What’s more, it did so with full licence. The Best of Bond car pack, included in the Ultimate Edition of the game, puts ten of his most iconic cars in your garage. The car is the closest thing 007 gets to a tombstone. As the actors come and go, the cars stand parked next to one another like rows in a cemetery, inseparable from their time and their drivers. (It’s no wonder Daniel Craig, climbing into Connery’s Aston Martin DB5, in Skyfall, looked like a boxed bulldog on his way to the vet.) Piloting these machines isn’t about fold-out skis, spring-loaded machine guns, and stinger missiles lurking behind the headlights. (Though, in a stroke of genius, these are available to ogle in Forzavista mode.) It’s about what the rest of Forza Horizon 4 is about: driving, and looking good while doing it.

Cruising through Forza’s damp country in a 1986 Aston Martin V8 Vantage is the closest most of us will come to knowing how Timothy Dalton thinks – you can imagine his crisp features creased with concern as you demolish a dry stone wall. Unlike any other Bond, Dalton’s pain wouldn’t be for the paint on the car; it would be for the farmer left picking up the pieces. As neurotic as it seems, I drove more carefully in the Vantage.
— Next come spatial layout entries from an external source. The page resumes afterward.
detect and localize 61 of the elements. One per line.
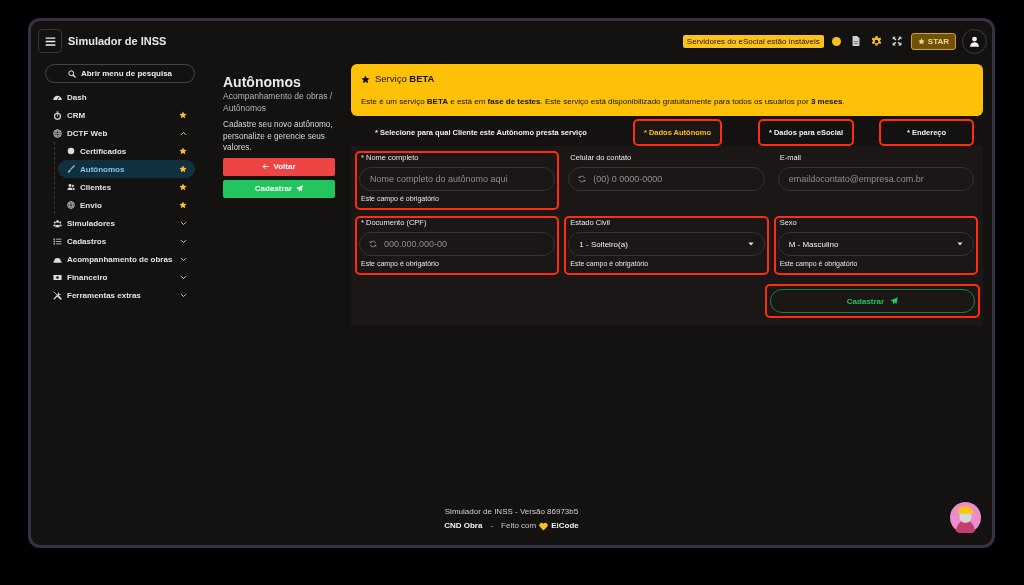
list-icon	[53, 236, 62, 246]
version-text: Simulador de INSS - Versão 86973b5	[444, 506, 579, 518]
sidebar-item[interactable]: Cadastros	[45, 232, 195, 250]
input-field[interactable]: 000.000.000-00	[359, 232, 556, 256]
expand-icon[interactable]	[891, 36, 902, 46]
settings-icon[interactable]	[870, 35, 882, 47]
menu-icon	[44, 35, 56, 47]
page-title: Autônomos	[223, 74, 302, 90]
tools-icon	[53, 290, 62, 300]
separator-text: -	[490, 520, 494, 532]
globe-icon	[53, 128, 62, 138]
refresh-icon	[369, 240, 377, 248]
caret-down-icon	[957, 241, 963, 247]
banner-text: Este é um serviço BETA e está em fase de testes. Este serviço está disponibilizado gratuitamente para todos os usuários por 3 meses.	[361, 96, 846, 107]
select-field[interactable]: M - Masculino	[777, 232, 974, 256]
sidebar-item[interactable]: Financeiro	[45, 268, 195, 286]
banknote-icon	[53, 272, 62, 282]
input-field[interactable]: emaildocontato@empresa.com.br	[777, 167, 974, 191]
user-icon	[969, 35, 980, 47]
banner-title: Serviço BETA	[375, 73, 435, 85]
author-text: EiCode	[551, 520, 579, 532]
sidebar-item[interactable]: Certificados	[58, 142, 195, 160]
status-message: Servidores do eSocial estão instáveis	[682, 34, 824, 48]
heart-icon	[539, 521, 549, 531]
sidebar-item[interactable]: CRM	[45, 106, 195, 124]
star-icon	[917, 37, 925, 45]
app-title: Simulador de INSS	[68, 35, 167, 47]
brand-text: CND Obra	[444, 520, 483, 532]
sidebar-item[interactable]: Envio	[58, 196, 195, 214]
star-button[interactable]: STAR	[910, 32, 956, 50]
page-description: Cadastre seu novo autônomo, personalize e gerencie seus valores.	[223, 119, 334, 154]
search-icon	[67, 69, 76, 78]
input-field[interactable]: (00) 0 0000-0000	[568, 167, 765, 191]
avatar-icon[interactable]	[950, 502, 981, 533]
document-icon[interactable]	[850, 36, 861, 46]
star-icon	[361, 74, 370, 84]
sidebar-item[interactable]: Acompanhamento de obras	[45, 250, 195, 268]
dot-icon	[67, 147, 75, 155]
brush-icon	[67, 165, 75, 173]
caret-down-icon	[747, 241, 754, 247]
send-icon	[296, 185, 304, 192]
select-field[interactable]: 1 - Solteiro(a)	[568, 232, 765, 256]
input-field[interactable]: Nome completo do autônomo aqui	[359, 167, 556, 191]
sidebar-item[interactable]: Clientes	[58, 178, 195, 196]
users-icon	[67, 183, 75, 191]
sidebar-item[interactable]: Ferramentas extras	[45, 286, 195, 304]
arrow-left-icon	[262, 163, 270, 170]
sidebar-item[interactable]: Simuladores	[45, 214, 195, 232]
menu-button[interactable]	[38, 29, 62, 53]
back-button[interactable]: Voltar	[223, 157, 335, 176]
globe-icon	[67, 201, 75, 209]
refresh-icon	[578, 175, 587, 183]
sidebar-item[interactable]: DCTF Web	[45, 124, 195, 142]
users-icon	[53, 218, 62, 228]
status-dot-icon	[831, 36, 841, 46]
breadcrumb: Acompanhamento de obras / Autônomos	[223, 90, 334, 114]
sidebar-item[interactable]: Dash	[45, 88, 195, 106]
made-with-text: Feito com	[501, 520, 537, 532]
sidebar-item[interactable]: Autônomos	[58, 160, 195, 178]
send-icon	[890, 297, 899, 305]
stopwatch-icon	[53, 110, 62, 120]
Brosnan, on the other hand, considered a car the way you might a pair of spang new boots – looking forward to it being broken in with bullet holes and rollered with mud. As such, I found myself using the 1999 BMW Z8 for green laning, carving the hillsides into an earthy carcass, looking for barn finds and herding sheep. It’s a far cry from what it was subjected to in The World is Not Enough, in which it gets chewed in two by a rack of buzzsaws.

When it came to the 1977 Lotus Espirit, it felt as if I had gone to another planet: one in which Roger Moore’s avenue-wide lapels were acceptable, in which the imagination flares like his trousers, and each screeching drift is described by the arch of his eyebrow. The Espirit feels riven from the road, fording rivers with a flush of white water. You feel as if you could drive it on Saturn’s rings.

Which isn’t to suggest, for a second, that any of these machines require anything but the most leisurely of hands at the wheel. Indeed, the satisfaction arises because you are undogged by the obstinate objective marker; without an MI6 boffin barking orders in your ear; and free of infernal henchman, who tail you and hail you with gunfire. By all means, go off-road; cut, like a sluice, through a stream; indulge your sweet tooth with the odd popcorn manoeuvre. But feel free to do none of the above. The best fun is to roleplay a secret agent on a Sunday drive, while humming a familiar tune.